US President Barack Obama during a campaign event in Denver, Colorado
US President Barack Obama aggravated a culture war battle over contraception as he wooed women voters, warning that Mitt Romney's Republicans would turn back the clock to the 1950s.
Obama
cranked up his re-election bid in the swing state of Colorado -- where a poll showed his White House foe Romney up by five points -- vowing to protect women's health rights enshrined in his historic health care law.
"When it comes to a woman's right to make her own health care choices, they want to take us back to the policies more suited to the 1950s than the 21st Century," Obama said, in a stinging attack on Republicans.
Obama argued that Romney's vow to repeal the law would tear away hard-won care for women, including in some cases free birth control, breast cancer screenings and other preventive care insurance firms must now cover.
"The decisions that affect a woman's health, they are not up to politicians, they are not up to insurance companies, they are up to you," he told a raucous rally in Denver, against a backdrop of female supporters.
"You deserve a president who will fight to keep it that way. That's the president I have been.

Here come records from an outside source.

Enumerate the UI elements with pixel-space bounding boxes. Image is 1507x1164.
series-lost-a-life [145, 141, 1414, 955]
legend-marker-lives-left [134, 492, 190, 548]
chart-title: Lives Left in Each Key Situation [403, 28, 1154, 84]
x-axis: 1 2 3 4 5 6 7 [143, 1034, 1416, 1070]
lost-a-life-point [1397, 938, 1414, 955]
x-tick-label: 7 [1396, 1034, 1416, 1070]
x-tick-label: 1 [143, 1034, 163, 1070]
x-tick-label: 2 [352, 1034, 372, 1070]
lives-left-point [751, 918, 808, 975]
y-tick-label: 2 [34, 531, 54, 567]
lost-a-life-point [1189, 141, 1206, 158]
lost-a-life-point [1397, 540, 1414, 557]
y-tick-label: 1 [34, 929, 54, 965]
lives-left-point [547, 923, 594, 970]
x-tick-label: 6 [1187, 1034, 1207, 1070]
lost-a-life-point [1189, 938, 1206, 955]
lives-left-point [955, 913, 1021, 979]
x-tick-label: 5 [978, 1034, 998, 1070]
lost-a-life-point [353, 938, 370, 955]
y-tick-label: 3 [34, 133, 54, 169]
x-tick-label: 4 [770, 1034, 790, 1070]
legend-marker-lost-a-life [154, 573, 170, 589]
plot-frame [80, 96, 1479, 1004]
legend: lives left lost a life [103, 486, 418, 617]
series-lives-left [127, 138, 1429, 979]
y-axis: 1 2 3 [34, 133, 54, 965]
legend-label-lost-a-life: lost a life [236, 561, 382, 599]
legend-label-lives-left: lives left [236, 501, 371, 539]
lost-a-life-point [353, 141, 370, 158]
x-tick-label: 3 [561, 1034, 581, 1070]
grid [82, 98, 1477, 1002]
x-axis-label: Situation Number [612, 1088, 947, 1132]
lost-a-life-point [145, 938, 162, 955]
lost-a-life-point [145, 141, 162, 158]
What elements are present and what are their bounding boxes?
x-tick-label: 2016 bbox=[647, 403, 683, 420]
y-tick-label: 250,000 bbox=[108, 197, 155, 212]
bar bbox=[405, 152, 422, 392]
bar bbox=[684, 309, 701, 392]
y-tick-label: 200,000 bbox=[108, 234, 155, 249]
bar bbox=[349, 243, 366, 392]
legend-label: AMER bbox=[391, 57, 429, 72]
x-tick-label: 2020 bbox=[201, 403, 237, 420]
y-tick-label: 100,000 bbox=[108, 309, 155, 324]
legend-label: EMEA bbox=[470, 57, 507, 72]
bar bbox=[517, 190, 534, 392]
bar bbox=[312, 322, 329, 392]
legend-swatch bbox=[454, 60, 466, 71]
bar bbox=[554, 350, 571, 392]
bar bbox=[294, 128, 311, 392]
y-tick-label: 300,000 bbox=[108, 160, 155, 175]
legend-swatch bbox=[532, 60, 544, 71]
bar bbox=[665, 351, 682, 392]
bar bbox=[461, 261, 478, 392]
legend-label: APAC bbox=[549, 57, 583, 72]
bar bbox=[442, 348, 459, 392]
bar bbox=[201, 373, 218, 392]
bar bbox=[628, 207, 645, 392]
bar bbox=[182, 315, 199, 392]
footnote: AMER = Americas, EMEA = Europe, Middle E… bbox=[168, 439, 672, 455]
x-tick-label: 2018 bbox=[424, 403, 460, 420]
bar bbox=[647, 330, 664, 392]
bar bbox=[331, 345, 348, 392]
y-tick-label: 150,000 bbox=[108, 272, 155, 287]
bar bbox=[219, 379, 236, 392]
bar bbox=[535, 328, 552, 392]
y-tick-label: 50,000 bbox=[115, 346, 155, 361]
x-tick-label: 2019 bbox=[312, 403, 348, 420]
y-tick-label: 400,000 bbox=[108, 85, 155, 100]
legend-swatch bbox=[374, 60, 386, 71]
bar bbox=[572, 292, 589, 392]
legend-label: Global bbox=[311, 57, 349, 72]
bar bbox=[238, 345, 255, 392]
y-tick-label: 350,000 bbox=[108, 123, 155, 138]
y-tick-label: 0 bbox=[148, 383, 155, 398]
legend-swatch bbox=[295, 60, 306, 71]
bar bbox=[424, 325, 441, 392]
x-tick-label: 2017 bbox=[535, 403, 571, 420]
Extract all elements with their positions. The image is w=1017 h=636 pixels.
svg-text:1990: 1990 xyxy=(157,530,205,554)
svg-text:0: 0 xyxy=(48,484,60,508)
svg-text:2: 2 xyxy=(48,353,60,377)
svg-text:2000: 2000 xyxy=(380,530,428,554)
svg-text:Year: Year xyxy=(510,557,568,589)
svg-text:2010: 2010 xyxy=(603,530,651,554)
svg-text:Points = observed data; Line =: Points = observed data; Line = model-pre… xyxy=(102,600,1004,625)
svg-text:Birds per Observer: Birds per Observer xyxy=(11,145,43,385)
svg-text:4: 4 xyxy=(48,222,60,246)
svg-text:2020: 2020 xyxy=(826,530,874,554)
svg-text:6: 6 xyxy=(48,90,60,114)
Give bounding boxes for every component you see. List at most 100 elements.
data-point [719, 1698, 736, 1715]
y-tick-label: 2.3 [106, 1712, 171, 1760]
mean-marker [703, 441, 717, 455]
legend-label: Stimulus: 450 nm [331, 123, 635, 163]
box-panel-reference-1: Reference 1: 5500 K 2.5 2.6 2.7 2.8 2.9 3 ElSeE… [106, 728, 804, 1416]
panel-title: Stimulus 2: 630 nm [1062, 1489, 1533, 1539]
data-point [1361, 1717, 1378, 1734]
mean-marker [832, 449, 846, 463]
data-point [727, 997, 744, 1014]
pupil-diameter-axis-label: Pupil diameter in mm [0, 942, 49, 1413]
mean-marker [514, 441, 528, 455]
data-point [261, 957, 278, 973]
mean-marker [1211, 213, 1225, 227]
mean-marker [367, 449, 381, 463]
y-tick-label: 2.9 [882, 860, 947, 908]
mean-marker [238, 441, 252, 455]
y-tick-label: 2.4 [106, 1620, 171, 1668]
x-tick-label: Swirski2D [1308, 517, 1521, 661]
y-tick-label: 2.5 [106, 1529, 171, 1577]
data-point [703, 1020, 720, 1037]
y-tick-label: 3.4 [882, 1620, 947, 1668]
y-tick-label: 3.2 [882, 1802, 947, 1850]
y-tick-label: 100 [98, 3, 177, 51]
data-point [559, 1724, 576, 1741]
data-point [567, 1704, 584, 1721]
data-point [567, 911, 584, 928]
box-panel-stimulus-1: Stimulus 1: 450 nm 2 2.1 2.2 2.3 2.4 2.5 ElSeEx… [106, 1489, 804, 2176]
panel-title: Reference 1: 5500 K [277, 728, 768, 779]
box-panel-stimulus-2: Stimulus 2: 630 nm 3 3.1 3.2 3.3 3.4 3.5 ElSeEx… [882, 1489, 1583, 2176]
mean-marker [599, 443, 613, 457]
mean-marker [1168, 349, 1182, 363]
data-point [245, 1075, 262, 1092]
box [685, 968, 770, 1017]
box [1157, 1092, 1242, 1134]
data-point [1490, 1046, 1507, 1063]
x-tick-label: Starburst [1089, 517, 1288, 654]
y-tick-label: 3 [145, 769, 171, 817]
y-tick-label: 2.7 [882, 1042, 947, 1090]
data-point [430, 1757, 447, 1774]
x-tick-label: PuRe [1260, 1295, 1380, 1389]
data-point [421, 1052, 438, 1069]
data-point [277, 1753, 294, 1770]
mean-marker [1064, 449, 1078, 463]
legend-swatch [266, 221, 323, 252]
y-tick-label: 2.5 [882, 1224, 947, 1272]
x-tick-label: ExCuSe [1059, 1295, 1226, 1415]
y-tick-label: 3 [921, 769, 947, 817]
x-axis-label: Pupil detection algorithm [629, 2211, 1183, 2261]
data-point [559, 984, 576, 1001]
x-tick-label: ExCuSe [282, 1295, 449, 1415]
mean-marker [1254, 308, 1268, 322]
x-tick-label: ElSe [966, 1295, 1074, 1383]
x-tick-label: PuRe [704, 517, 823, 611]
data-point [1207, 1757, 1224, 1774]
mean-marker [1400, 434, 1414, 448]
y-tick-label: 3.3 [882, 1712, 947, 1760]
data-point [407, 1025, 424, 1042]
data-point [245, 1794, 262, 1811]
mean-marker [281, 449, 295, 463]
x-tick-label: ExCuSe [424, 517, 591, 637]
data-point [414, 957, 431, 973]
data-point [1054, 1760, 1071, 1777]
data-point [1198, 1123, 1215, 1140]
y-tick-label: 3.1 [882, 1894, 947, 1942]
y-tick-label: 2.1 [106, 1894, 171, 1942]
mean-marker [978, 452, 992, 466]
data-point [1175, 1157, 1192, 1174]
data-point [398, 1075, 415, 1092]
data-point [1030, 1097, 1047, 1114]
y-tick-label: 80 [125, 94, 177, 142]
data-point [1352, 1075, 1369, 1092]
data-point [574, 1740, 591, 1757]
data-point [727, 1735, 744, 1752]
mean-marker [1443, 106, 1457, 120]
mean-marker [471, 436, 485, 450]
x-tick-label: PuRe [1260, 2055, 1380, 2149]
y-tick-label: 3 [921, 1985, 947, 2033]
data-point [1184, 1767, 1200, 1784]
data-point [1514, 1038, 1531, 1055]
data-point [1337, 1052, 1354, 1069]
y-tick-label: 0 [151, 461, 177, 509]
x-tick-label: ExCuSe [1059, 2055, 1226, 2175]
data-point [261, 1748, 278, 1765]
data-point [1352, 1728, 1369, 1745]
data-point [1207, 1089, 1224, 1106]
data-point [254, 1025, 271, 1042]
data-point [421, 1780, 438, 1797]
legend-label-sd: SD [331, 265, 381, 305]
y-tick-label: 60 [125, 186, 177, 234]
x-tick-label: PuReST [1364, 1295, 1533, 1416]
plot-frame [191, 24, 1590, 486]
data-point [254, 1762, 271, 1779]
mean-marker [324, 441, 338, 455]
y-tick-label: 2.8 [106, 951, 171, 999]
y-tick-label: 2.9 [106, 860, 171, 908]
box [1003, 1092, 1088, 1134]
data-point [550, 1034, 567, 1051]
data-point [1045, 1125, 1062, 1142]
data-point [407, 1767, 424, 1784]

That is the president I will be if I get a second term."
Obama appeared arm in arm with law graduate Sandra Fluke, who was caught in a political maelstrom and branded a "slut" by conservative talk show firebrand Rush Limbaugh this year after saying students should get free contraception.
"If Mr Romney can't stand up to extreme voices in his own party, then we know he will never stand up for us, and he won't defend the rights that generations of women have fought for," Fluke said.
"We must remember that even though it is 2012, we are still having the debates that we thought were won before I was even born."
The president also spoke movingly about the women in his life, including his mother, who died from cancer aged 52 and never got to meet her granddaughters Malia and Sasha or see her son become president.
"I often think about what might have happened if a doctor had caught her cancer sooner, or if she had been able to spend less time focusing on how she was going to pay her bills and more time on getting well," Obama said.
He also noted the two and three year anniversaries of his nominees Sonia Sotomayor and Elena Kagan taking their seats on the Supreme Court -- and warned the next president would likely get to make more appointments.
Romney countered Obama's attack by unveiling his "Women for Mitt" coalition, which will be led by his wife, Ann, and by arguing that female voters had suffered terribly in the slow economic recovery for which he blames Obama.
Ann Romney said her husband "knows how to turn around this economy so that it will better serve the interests of women and families across America."
Romney will also showcase prominent women at this month's Republican convention, including former secretary of state Condoleezza Rice.
Obama's gambit on Wednesday reflected his strategy of trying to wrest the election debate away from an exclusive focus on the economy -- which Romney sees as his best chance for victory on November 6.
The president made his pitch in Colorado, a crucial Rocky Mountain swing state, on a day when a new poll by Quinnipiac University found him trailing Romney by 45 to 50 percent in the battleground state, which he won in 2008.
Women, who represent about 53 percent of the US electorate, backed Obama 56-43 percent over John McCain in the 2008 election.
A recent New York Times/CBS poll found Obama leading Romney among single women by 29 points, but married women historically lean towards Republican candidates.
So gender gap politics will play out all the way to the election, as Obama seeks to lock in his slender lead in most national polls and swing state surveys.
The issue of contraception was thrust into the 2012 election campaign early this year after Republicans claimed Obama's provision requiring organizations to offer free contraception on employee health plans was a war on religion.
Obama sought to defuse the row by exempting religious organizations. But he stuck by the principle that all women should have free access to such services, putting the onus on insurance firms to offer women working for religious employers such as Catholic hospitals free birth control coverage.